Accounting For Methane Emissions From Oil And Gas Wells

Scientists, regulators, and industry are working out how to detect and deal with sources that release the most gas

by Matt Davenport
January 5, 2015 | A version of this story appeared in Volume 93, Issue 1

 

GASSY LIQUIDS
Credit: Cockrell School of Engineering
Liquids from natural gas wells can contribute to methane emissions.

Not all oil and natural gas wells are equal. Some emit more methane than others. Much, much more.

Three studies, published in December 2014, underscored this issue. Researchers recorded the amount of methane escaping from active natural gas production sites and from abandoned oil and gas wells. In each, they found that a small percentage of wells emit the majority of the methane, a potent greenhouse gas.

Stifling the biggest emitters could substantially reduce how much methane escapes into the atmosphere.

But for companies and regulators to act on such research and curtail these emissions, they first need to identify the largest sources. Accounting for the wells and equipment leaking the most methane will likely require businesses to expand monitoring and improve record keeping. Some believe that regulators will need to impose stricter reporting rules.

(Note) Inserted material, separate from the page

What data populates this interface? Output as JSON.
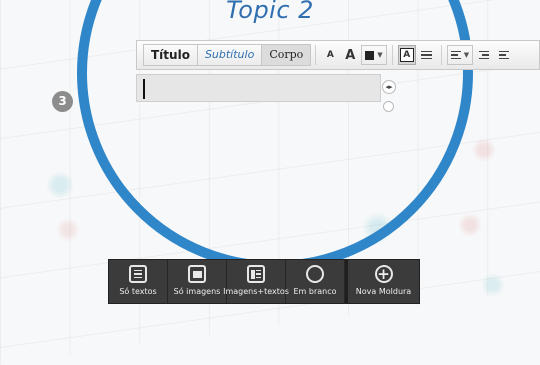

“It comes down to this: You can’t manage what you don’t measure and fix,” says Mark Brownstein, associate vice president of the Environmental Defense Fund (EDF), an environmental advocacy group. To cut releases of methane, equipment at many of the highest-emitting natural gas wells could be easily replaced or repaired, he argues. “It speaks to the importance of a policy that essentially requires the nation’s 6,000 oil and gas operators to measure emissions on a regular basis.”

CONTROL ISSUES
[+]Enlarge
Credit: Cockrell School of Engineering
Researchers measured methane emissions from pneumatic controllers, such as the one shown here.
Researchers install methane monitor at a natural gas well.
Credit: Cockrell School of Engineering
Researchers measured methane emissions from pneumatic controllers, such as the one shown here.

EPA is expected to announce a new strategy for methane emissions this month, but it’s unclear if that effort will address the issue raised in the recent studies. The agency tells C&EN it is committed to using the best available data to refine its methane emission estimates and control policies.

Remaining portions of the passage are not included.